Facebook has an option of converting an account of deceased into a memorial one to commemorate the memory of the person. The family of the user or the close friend could report to Facebook the death of their loved one. After confirmation, the account’s login function will be disabled and next to the profile of the user a special mark will be added. User’s page will no longer appear in other users’ suggestions and the button “Friend to add” will be deleted as well.
Family members of the passed away person can also choose to delete the Facebook account instead of turning it into memorialized profile. To do so, the close relatives need to provide a birth and a death certificate in order to prove that they are the legal representatives of the user.

Instagram boasts over 1 billion active monthly users. After being acquired by Facebook, some of the app’s functions became very similar to its parent company’s app. Currently, Instagram offers the memorialization of deceased users. Family members need to provide the death certificate, then the user’s profile will be changed to an obituary’s link or a website’s link. The account settings cannot be reversed once the account is turned into memorial one. Such an Instagram account will have the word "Remembering" next to the person's name.
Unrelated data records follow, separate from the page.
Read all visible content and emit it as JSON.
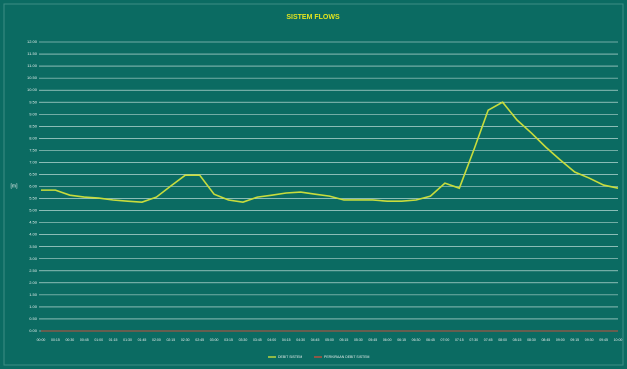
{
  "chart_data": {
    "type": "line",
    "title": "SISTEM FLOWS",
    "y_label": "[m]",
    "categories": [
      "00:00",
      "00:15",
      "00:30",
      "00:45",
      "01:00",
      "01:15",
      "01:30",
      "01:45",
      "02:00",
      "02:15",
      "02:30",
      "02:45",
      "03:00",
      "03:15",
      "03:30",
      "03:45",
      "04:00",
      "04:15",
      "04:30",
      "04:45",
      "05:00",
      "05:15",
      "05:30",
      "05:45",
      "06:00",
      "06:15",
      "06:30",
      "06:45",
      "07:00",
      "07:15",
      "07:30",
      "07:45",
      "08:00",
      "08:15",
      "08:30",
      "08:45",
      "09:00",
      "09:15",
      "09:30",
      "09:45",
      "10:00"
    ],
    "series": [
      {
        "name": "DEBIT SISTEM",
        "color": "#c8dc3c",
        "values": [
          5.85,
          5.85,
          5.64,
          5.56,
          5.52,
          5.44,
          5.39,
          5.35,
          5.56,
          6.02,
          6.47,
          6.47,
          5.68,
          5.44,
          5.35,
          5.56,
          5.64,
          5.73,
          5.77,
          5.68,
          5.6,
          5.44,
          5.44,
          5.44,
          5.39,
          5.39,
          5.44,
          5.6,
          6.14,
          5.93,
          7.51,
          9.17,
          9.5,
          8.76,
          8.22,
          7.63,
          7.1,
          6.6,
          6.35,
          6.06,
          5.93
        ]
      },
      {
        "name": "PERKIRAAN DEBIT SISTEM",
        "color": "#c0503c",
        "values": [
          0,
          0,
          0,
          0,
          0,
          0,
          0,
          0,
          0,
          0,
          0,
          0,
          0,
          0,
          0,
          0,
          0,
          0,
          0,
          0,
          0,
          0,
          0,
          0,
          0,
          0,
          0,
          0,
          0,
          0,
          0,
          0,
          0,
          0,
          0,
          0,
          0,
          0,
          0,
          0,
          0
        ]
      }
    ],
    "ylim": [
      0,
      12
    ],
    "yticks": [
      {
        "value": 0,
        "label": "0.00"
      },
      {
        "value": 0.5,
        "label": "0.50"
      },
      {
        "value": 1,
        "label": "1.00"
      },
      {
        "value": 1.5,
        "label": "1.50"
      },
      {
        "value": 2,
        "label": "2.00"
      },
      {
        "value": 2.5,
        "label": "2.50"
      },
      {
        "value": 3,
        "label": "3.00"
      },
      {
        "value": 3.5,
        "label": "3.50"
      },
      {
        "value": 4,
        "label": "4.00"
      },
      {
        "value": 4.5,
        "label": "4.50"
      },
      {
        "value": 5,
        "label": "5.00"
      },
      {
        "value": 5.5,
        "label": "5.50"
      },
      {
        "value": 6,
        "label": "6.00"
      },
      {
        "value": 6.5,
        "label": "6.50"
      },
      {
        "value": 7,
        "label": "7.00"
      },
      {
        "value": 7.5,
        "label": "7.50"
      },
      {
        "value": 8,
        "label": "8.00"
      },
      {
        "value": 8.5,
        "label": "8.50"
      },
      {
        "value": 9,
        "label": "9.00"
      },
      {
        "value": 9.5,
        "label": "9.50"
      },
      {
        "value": 10,
        "label": "10.00"
      },
      {
        "value": 10.5,
        "label": "10.50"
      },
      {
        "value": 11,
        "label": "11.00"
      },
      {
        "value": 11.5,
        "label": "11.50"
      },
      {
        "value": 12,
        "label": "12.00"
      }
    ],
    "grid": true
  }
}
Deceased user’s photos, posts, stories will remain visible for the same audience as it was open to in the private settings.

Instagram’s work on new memorialization features was speeded up by the beginning of the COVID-10 pandemic in 2020. These efforts aim to help commemorating and paying tributes to those who left us because of the virus.
In December last year, Twitter has announced its plans to create a new type of memorialized accounts left after their users’ passing. Up to now, Twitter only had two options: either family members requested the removal of a deceased user's account or the profile would stay active. There were no other options for the platform.
The actions for memorialization were pushed by the Twitter’s announcement to delete the inactive profiles of the users in the EU. It provoked the public concerns over the fact that accounts of passed away family members and friends – those dear to us – would be deleted too.
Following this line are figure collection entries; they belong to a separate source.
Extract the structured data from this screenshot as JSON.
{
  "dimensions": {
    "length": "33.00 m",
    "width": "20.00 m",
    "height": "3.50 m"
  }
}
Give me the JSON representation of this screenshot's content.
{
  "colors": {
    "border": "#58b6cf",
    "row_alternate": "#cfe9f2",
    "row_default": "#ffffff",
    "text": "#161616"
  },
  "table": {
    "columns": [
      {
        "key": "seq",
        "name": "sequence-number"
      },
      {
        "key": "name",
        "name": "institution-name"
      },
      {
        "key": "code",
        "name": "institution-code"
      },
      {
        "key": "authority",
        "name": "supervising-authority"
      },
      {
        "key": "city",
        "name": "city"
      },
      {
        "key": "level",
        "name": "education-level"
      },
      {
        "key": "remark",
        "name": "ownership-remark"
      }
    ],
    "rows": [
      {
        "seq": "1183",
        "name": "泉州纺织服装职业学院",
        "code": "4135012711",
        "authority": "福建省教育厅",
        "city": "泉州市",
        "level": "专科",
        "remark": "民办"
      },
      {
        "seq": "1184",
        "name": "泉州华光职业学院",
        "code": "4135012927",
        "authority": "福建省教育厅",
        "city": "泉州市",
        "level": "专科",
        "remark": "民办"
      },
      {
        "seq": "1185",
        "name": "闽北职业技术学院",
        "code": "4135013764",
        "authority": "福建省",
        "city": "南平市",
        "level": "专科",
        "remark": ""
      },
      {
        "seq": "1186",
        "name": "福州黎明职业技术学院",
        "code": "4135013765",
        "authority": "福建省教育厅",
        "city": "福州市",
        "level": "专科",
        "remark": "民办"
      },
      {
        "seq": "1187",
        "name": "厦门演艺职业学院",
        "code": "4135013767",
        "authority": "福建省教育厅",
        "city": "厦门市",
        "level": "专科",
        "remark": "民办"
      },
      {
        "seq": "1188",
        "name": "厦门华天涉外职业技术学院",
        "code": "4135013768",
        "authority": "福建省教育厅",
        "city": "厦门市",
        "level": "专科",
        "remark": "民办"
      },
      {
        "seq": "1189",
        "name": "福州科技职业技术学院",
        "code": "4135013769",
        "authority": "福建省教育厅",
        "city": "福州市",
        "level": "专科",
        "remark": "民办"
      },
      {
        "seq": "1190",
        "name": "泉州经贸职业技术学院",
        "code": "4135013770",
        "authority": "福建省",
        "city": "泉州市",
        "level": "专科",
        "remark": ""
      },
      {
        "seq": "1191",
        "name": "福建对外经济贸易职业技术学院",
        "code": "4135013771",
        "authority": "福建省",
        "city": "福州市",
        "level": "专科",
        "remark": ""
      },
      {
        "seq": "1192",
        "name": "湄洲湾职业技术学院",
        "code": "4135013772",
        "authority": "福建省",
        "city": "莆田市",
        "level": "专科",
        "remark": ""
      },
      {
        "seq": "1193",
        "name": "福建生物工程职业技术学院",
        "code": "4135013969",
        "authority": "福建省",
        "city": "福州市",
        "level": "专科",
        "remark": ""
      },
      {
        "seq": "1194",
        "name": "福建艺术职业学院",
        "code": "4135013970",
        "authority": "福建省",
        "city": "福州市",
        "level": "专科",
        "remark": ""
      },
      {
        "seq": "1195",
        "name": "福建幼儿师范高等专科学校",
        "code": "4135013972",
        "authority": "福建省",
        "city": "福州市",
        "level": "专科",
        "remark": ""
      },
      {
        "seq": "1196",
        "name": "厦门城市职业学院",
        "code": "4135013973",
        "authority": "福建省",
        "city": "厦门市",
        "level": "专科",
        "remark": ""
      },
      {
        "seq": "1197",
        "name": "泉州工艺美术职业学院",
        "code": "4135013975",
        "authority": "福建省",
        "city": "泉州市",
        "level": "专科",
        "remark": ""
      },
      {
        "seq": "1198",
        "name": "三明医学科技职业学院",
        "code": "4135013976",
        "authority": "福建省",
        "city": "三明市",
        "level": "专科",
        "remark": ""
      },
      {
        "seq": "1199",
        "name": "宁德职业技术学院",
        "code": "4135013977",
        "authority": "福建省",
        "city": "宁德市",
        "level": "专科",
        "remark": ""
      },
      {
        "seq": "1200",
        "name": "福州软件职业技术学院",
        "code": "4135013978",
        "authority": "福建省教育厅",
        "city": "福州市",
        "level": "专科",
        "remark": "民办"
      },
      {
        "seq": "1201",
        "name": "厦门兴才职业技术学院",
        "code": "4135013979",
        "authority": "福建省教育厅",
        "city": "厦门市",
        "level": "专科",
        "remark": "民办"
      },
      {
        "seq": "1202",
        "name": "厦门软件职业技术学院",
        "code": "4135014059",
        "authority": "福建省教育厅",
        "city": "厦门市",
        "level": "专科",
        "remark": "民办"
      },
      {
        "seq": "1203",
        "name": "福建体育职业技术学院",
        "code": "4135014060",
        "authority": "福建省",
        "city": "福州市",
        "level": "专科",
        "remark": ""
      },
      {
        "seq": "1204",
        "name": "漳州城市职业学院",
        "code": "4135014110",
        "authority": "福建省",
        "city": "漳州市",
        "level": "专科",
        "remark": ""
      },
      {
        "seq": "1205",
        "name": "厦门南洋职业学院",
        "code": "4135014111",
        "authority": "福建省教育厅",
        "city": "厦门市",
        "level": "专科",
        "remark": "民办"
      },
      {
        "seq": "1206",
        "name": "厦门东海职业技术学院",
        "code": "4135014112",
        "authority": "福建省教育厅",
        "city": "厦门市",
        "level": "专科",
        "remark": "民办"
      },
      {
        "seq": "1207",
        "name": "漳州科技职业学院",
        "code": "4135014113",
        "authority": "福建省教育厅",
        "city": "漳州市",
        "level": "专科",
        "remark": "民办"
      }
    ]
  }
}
After the incident, Twitter declared that tweets of the deceased users are valuable for the platform and their accounts are ways to remember a person and pay tributes. Family and friends can go through the photos, posts and videos the user shared and remember their good old days together.
The biggest online professional network in the world announced its plans to introduce its own solution to commemorate deceased users’ pages last year, saying that LinkedIn won’t be deleting the accounts, but would mark the them as memorial ones by a special mark. The feature was launched this year.

LinkedIn followed the examples by Facebook and Instagram. Close relatives of the user can claim to memorialize or close deceased person’s account, while if the person isn’t authorized, he/she can only report a member as deceased. Once an account is memorialized, access to the account is locked.
YouTube

As YouTube is linked to a user’s Google account, profile’s owner is able to set a time since when his/her account would become inactive.
Family of the passed away youtuber can either close the account, obtain data from the account or request for the funds. The same rules apply for the channels of YouTube stars after they pass away. The creations uploaded to YouTube channel owners could become “a museum of a great person, no longer a channel”, as one of the Philippines fans commented after his favorite YouTube star’s sudden death.
The biggest Chinese social app, WeChat’ users number reaches more than 600 million with 500 million in China and 100 million users abroad. Such huge numbers led Tencent, WeChat developer, to seek solutions on how to deal with memorialization of the passed away users very early before.

Family members contacting WeChat Support on how to inherit their passed relative account
In the case of a user's death, the user's family members need to provide the documentation and get the approval from WeChat’s parent company Tencent. After that family of the passed away user can still use a WeChat account on behalf of their beloved one to commemorate their time together.
In March 2019, Tencent applied for a patent license called “Information processing methods and digital asset certificate inheritance transfer”. It allows users to transfer their digital inheritance to their heirs after they pass away.

The page of Tencent’s patent application
As young people in China are the most digitalized generation, they are thinking about their inheritance in the digital space as well. Chat records, call records, messages in QQ, posts in Weibo, WeChat moments – for the young users in China it is what all people have legacy for and it shouldn’t disappear or be deleted.